Get Off The X
With hot lead heading in your direction freezing in place will likely get you killed. It is harder to hit a moving target so you have to move if you find yourself in a defensive shooting event. This is known as “getting off the X.”
“X” marks the spot you are standing on before the gunfight starts. It’s where your adversary is focused. Getting off the X means once the shooting starts you are moving–moving to cover, moving to create distance, moving to give yourself time to draw, or moving to make yourself a harder target to hit.
Most shooters train on a “square range”—indoor and outdoor. Training on a square range is important for training the fundamentals—stance, grip, breathing, sight alignment and sight picture, trigger manipulation, and follow-through.

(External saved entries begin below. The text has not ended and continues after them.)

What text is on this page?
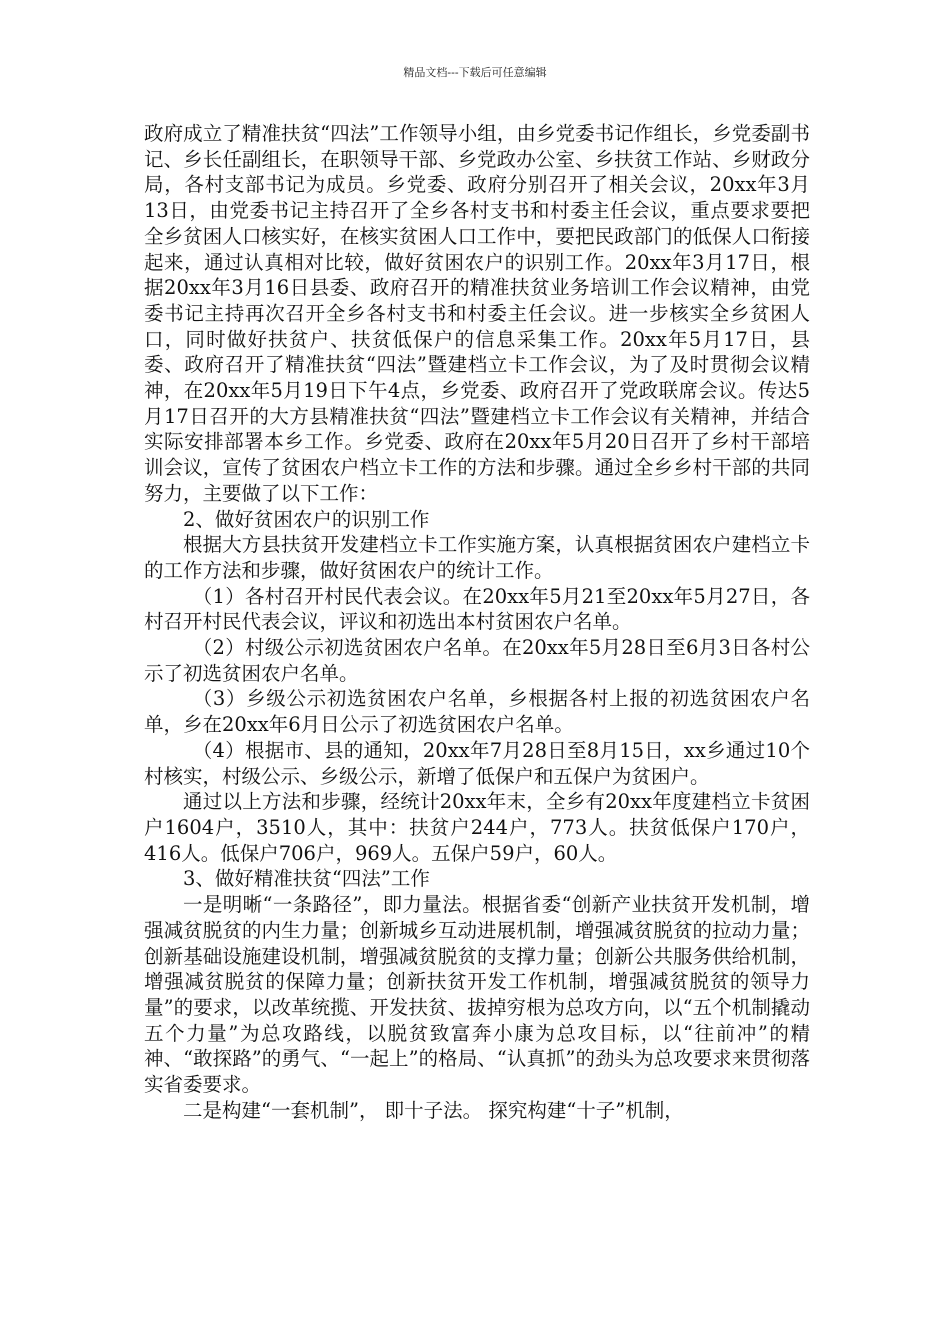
精品文档---下载后可任意编辑

政府成立了精准扶贫“四法”工作领导小组，由乡党委书记作组长，乡党委副书记、乡长任副组长，在职领导干部、乡党政办公室、乡扶贫工作站、乡财政分局，各村支部书记为成员。乡党委、政府分别召开了相关会议，20xx年3月13日，由党委书记主持召开了全乡各村支书和村委主任会议，重点要求要把全乡贫困人口核实好，在核实贫困人口工作中，要把民政部门的低保人口衔接起来，通过认真相对比较，做好贫困农户的识别工作。20xx年3月17日，根据20xx年3月16日县委、政府召开的精准扶贫业务培训工作会议精神，由党委书记主持再次召开全乡各村支书和村委主任会议。进一步核实全乡贫困人口，同时做好扶贫户、扶贫低保户的信息采集工作。20xx年5月17日，县委、政府召开了精准扶贫“四法”暨建档立卡工作会议，为了及时贯彻会议精神，在20xx年5月19日下午4点，乡党委、政府召开了党政联席会议。传达5月17日召开的大方县精准扶贫“四法”暨建档立卡工作会议有关精神，并结合实际安排部署本乡工作。乡党委、政府在20xx年5月20日召开了乡村干部培训会议，宣传了贫困农户档立卡工作的方法和步骤。通过全乡乡村干部的共同努力，主要做了以下工作：

2、做好贫困农户的识别工作

根据大方县扶贫开发建档立卡工作实施方案，认真根据贫困农户建档立卡的工作方法和步骤，做好贫困农户的统计工作。

（1）各村召开村民代表会议。在20xx年5月21至20xx年5月27日，各村召开村民代表会议，评议和初选出本村贫困农户名单。

（2）村级公示初选贫困农户名单。在20xx年5月28日至6月3日各村公示了初选贫困农户名单。

（3）乡级公示初选贫困农户名单，乡根据各村上报的初选贫困农户名单，乡在20xx年6月日公示了初选贫困农户名单。

（4）根据市、县的通知，20xx年7月28日至8月15日，xx乡通过10个村核实，村级公示、乡级公示，新增了低保户和五保户为贫困户。

通过以上方法和步骤，经统计20xx年末，全乡有20xx年度建档立卡贫困户1604户，3510人，其中：扶贫户244户，773人。扶贫低保户170户，416人。低保户706户，969人。五保户59户，60人。

3、做好精准扶贫“四法”工作

一是明晰“一条路径”，即力量法。根据省委“创新产业扶贫开发机制，增强减贫脱贫的内生力量；创新城乡互动进展机制，增强减贫脱贫的拉动力量；创新基础设施建设机制，增强减贫脱贫的支撑力量；创新公共服务供给机制，增强减贫脱贫的保障力量；创新扶贫开发工作机制，增强减贫脱贫的领导力量”的要求，以改革统揽、开发扶贫、拔掉穷根为总攻方向，以“五个机制撬动五个力量”为总攻路线，以脱贫致富奔小康为总攻目标，以“往前冲”的精神、“敢探路”的勇气、“一起上”的格局、“认真抓”的劲头为总攻要求来贯彻落实省委要求。

二是构建“一套机制”， 即十子法。 探究构建“十子”机制，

However, to develop the skills to engage a shooter in a defensive gunfight you must learn how to move and shoot.
Movement drills for defensive shooting, according to Pat McNamara, focus more on footwork than on stance (achieving an athletic stance is the common recommendation for shooters on square ranges). It is impossible to have an athletic stance while moving.

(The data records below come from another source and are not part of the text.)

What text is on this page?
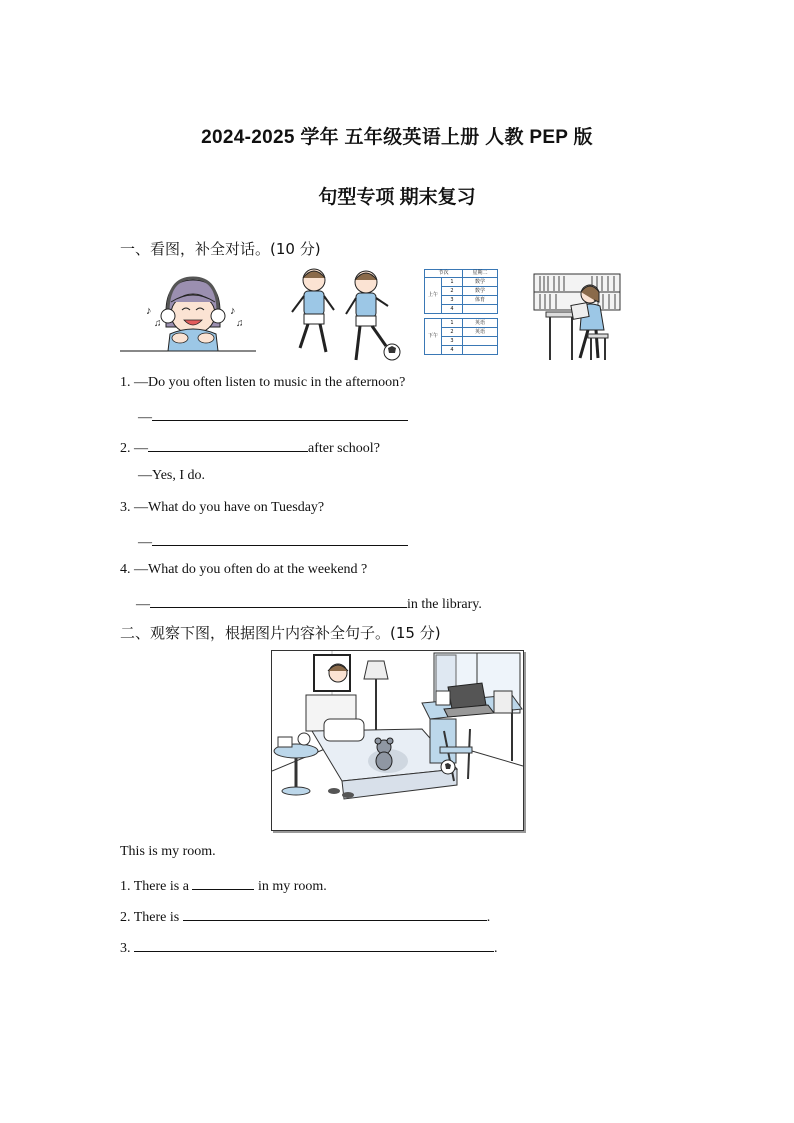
2024-2025 学年 五年级英语上册 人教 PEP 版
句型专项 期末复习
一、看图，补全对话。(10 分)
♪
♫
♪
♫
节次		星期二
上午	1	数学
	2	数学
	3	体育
	4	

下午	1	英语
	2	英语
	3	
	4	
1. —Do you often listen to music in the afternoon?
—
2. —	after school?
—Yes, I do.
3. —What do you have on Tuesday?
—
4. —What do you often do at the weekend ?
—	in the library.
二、观察下图，根据图片内容补全句子。(15 分)
This is my room.
1. There is a	in my room.
2. There is	.
3.	.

If you are confronted by an armed assailant who has not yet made an aggressive move and if you are carrying a concealed handgun you are both thinking about your next move. That thinking process is called an OODA loop (Colonel Boyd’s famous guidance for observing, orienting, deciding and acting when facing a potentially dangerous situation). Your goal in this situation is to disrupt the aggressor’s OODA loop by getting off the X. The movement is disruptive because it is unexpected.

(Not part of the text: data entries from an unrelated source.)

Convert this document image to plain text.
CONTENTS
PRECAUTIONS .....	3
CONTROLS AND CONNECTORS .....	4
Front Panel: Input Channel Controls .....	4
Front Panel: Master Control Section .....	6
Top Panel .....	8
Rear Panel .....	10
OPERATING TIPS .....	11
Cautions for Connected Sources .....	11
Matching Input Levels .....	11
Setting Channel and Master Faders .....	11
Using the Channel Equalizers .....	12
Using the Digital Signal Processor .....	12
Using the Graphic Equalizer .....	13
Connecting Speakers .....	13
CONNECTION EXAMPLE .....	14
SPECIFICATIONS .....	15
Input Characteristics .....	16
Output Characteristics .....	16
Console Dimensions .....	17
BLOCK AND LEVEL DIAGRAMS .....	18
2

Pat McNamara, a retired Army special operations warrior and firearms trainer addresses the need to get off the X. If the aggressor starts to draw his or her firearm McNamara recommends taking a 12 inch lateral step to your left that will temporarily disrupt the aggressor’s OODA loop because it is unexpected. Why step to the left? In addition to being an unexpected move, McNamara points out that ninety-three percent of the American population is right-handed. Furthermore, he says most people can’t shoot and most of them will jerk the trigger. Jerking the trigger will cause their shot to hit low and to their left (your right). So, if you are stepping left they will likely not where they are aiming. Of course, if you observe that the shooter is left-handed then you must take a 12 inch lateral step to the right.
McNamara identifies two important training points about learning to move while returning fire. The first point he makes is that people need to develop awareness of how their various body parts are moving through space and time. He calls that awareness proprioception. The second point he calls kinesthetic sense which is simply known as muscle memory. Muscle memory comes from constant correct repetition of a physical movement. Both proprioception and kinesthetic sense are developed by carefully designed training.
The Spartan Firearms Training Group incorporates “shooting while moving” drills into our defensive shooting course. We use an array of steel targets, cardboard silhouette targets, reaction targets, moving targets, and various forms of simulated cover and concealment. The courses of fire typically include both forward and backward movement as well as lateral movement. Each shooter is timed as he or she moves through the course and points are deducted for misses. In our more advanced courses these drills are run with multiple shooters navigating the course simultaneously which helps teach and emphasize the need for communication.